24/04/2026
ANTS - UNE AGENCE GOUVERNEMENTALE BIEN MAL NOMMÉE !
« Mercredi 15 avril 2026, l’agence nationale des titres sécurisés (ANTS) a détecté un incident de sécurité pouvant impliquer une divulgation de données issues de comptes particuliers et professionnels du portail ants.gouv.fr ». C’est ainsi que l’ANTS annonce sur son site que les données personnelles fournies par 11 à 12 millions de citoyens pour obtenir passeport, carte d’identité, permis de conduire ou carte grise ont été piratées par des hackers.
Déjà, le 22 septembre 2025 l'ANTS démentait une fuite présumée de données d'état civil contenant 12 à 13 millions de données et affirmait : « En tant qu'opérateur du ministère de l'Intérieur manipulant des données sensibles, l'ANTS fait l'objet de mesures de sécurité renforcées et d'une vigilance permanente des services de l’État contre toute intrusion, physique ou informatique » A la suite de quoi, l’ANTS se dotait d’une « charte éthique » qui promettait de mettre « en place les mesures adéquates pour garantir la sécurité des données et des systèmes suivant les exigences qui s’y appliquent »

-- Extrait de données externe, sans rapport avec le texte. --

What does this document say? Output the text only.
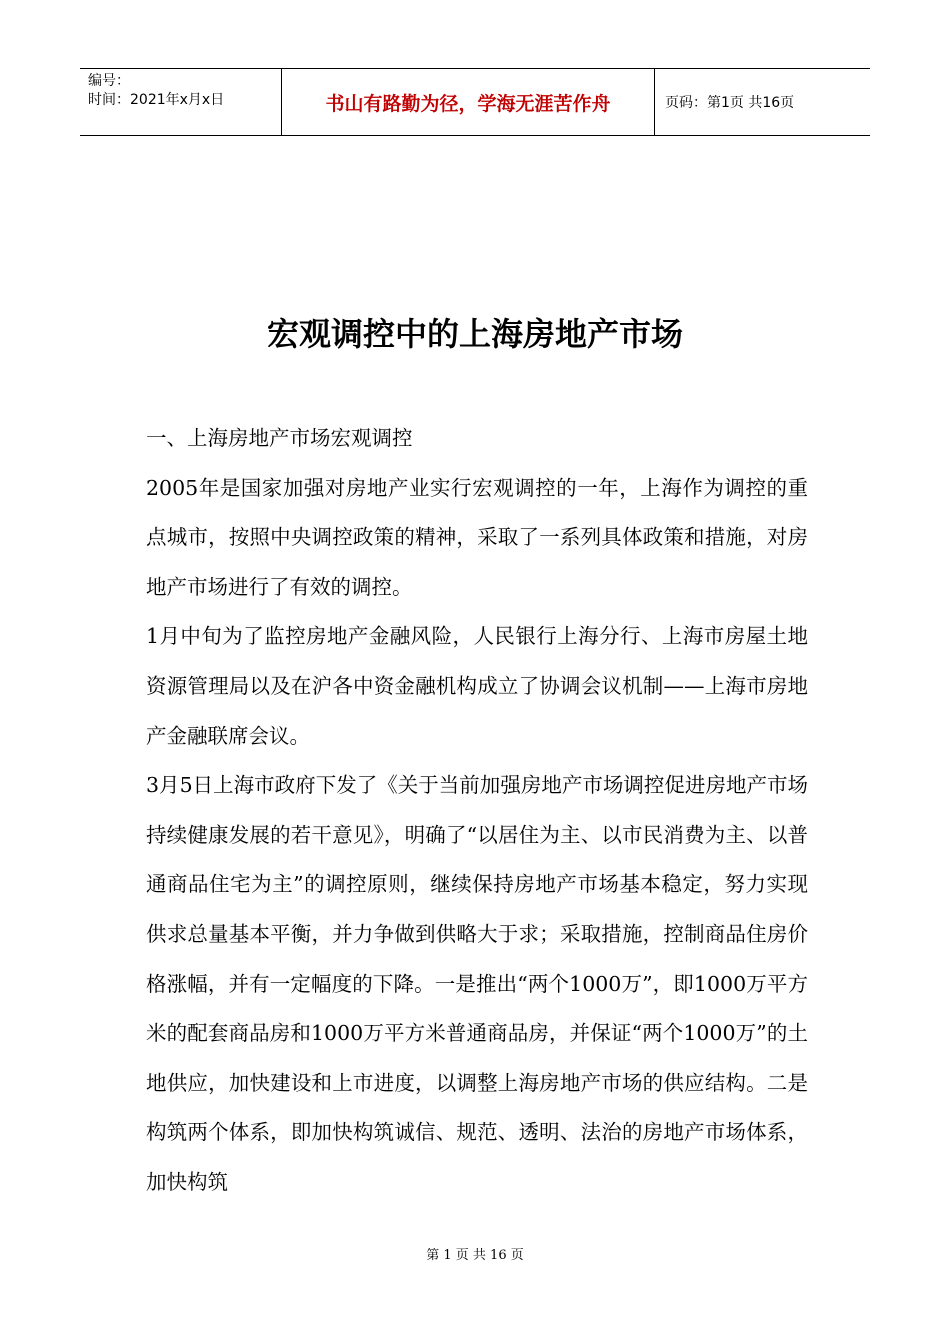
编号：
时间：2021年x月x日	书山有路勤为径，学海无涯苦作舟	页码：第1页 共16页
宏观调控中的上海房地产市场

一、上海房地产市场宏观调控

2005年是国家加强对房地产业实行宏观调控的一年，上海作为调控的重点城市，按照中央调控政策的精神，采取了一系列具体政策和措施，对房地产市场进行了有效的调控。

1月中旬为了监控房地产金融风险，人民银行上海分行、上海市房屋土地资源管理局以及在沪各中资金融机构成立了协调会议机制——上海市房地产金融联席会议。

3月5日上海市政府下发了《关于当前加强房地产市场调控促进房地产市场持续健康发展的若干意见》，明确了“以居住为主、以市民消费为主、以普通商品住宅为主”的调控原则，继续保持房地产市场基本稳定，努力实现供求总量基本平衡，并力争做到供略大于求；采取措施，控制商品住房价格涨幅，并有一定幅度的下降。一是推出“两个1000万”，即1000万平方米的配套商品房和1000万平方米普通商品房，并保证“两个1000万”的土地供应，加快建设和上市进度，以调整上海房地产市场的供应结构。二是构筑两个体系，即加快构筑诚信、规范、透明、法治的房地产市场体系，加快构筑

第 1 页 共 16 页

Une enquête aboutira éventuellement à l’arrestation d’un hacker ou d’une « entreprise malveillante » ou à la mise en cause d’un directeur informatique ou d’un sous-traitant « incompétent » ; mais les deux principales responsabilités, sont celles du fichage généralisé de la population au moyen de PLUS DE CENT FICHIERS crées par le ministère de l’intérieur, dont une grande partie par simple décret, c’est-à-dire sans débat au Parlement, ainsi que la dématérialisation à marche forcée des services publics.
Les contre-pouvoirs destinés à éviter les abus ainsi que l’utilisation malveillante ou illégale de nos données personnelles sont, en France, purement formels et donc, inefficaces.
Les exemples de piratage de services sensibles comme France Travail, La Poste, Parcoursup, de nombreux hôpitaux publics, et maintenant l’ANTS devraient inciter le gouvernement à refréner son appétence pour le fichage de la population car ces piratages rompent le lien de confiance qui devrait normalement exister entre les citoyens et leur gouvernement.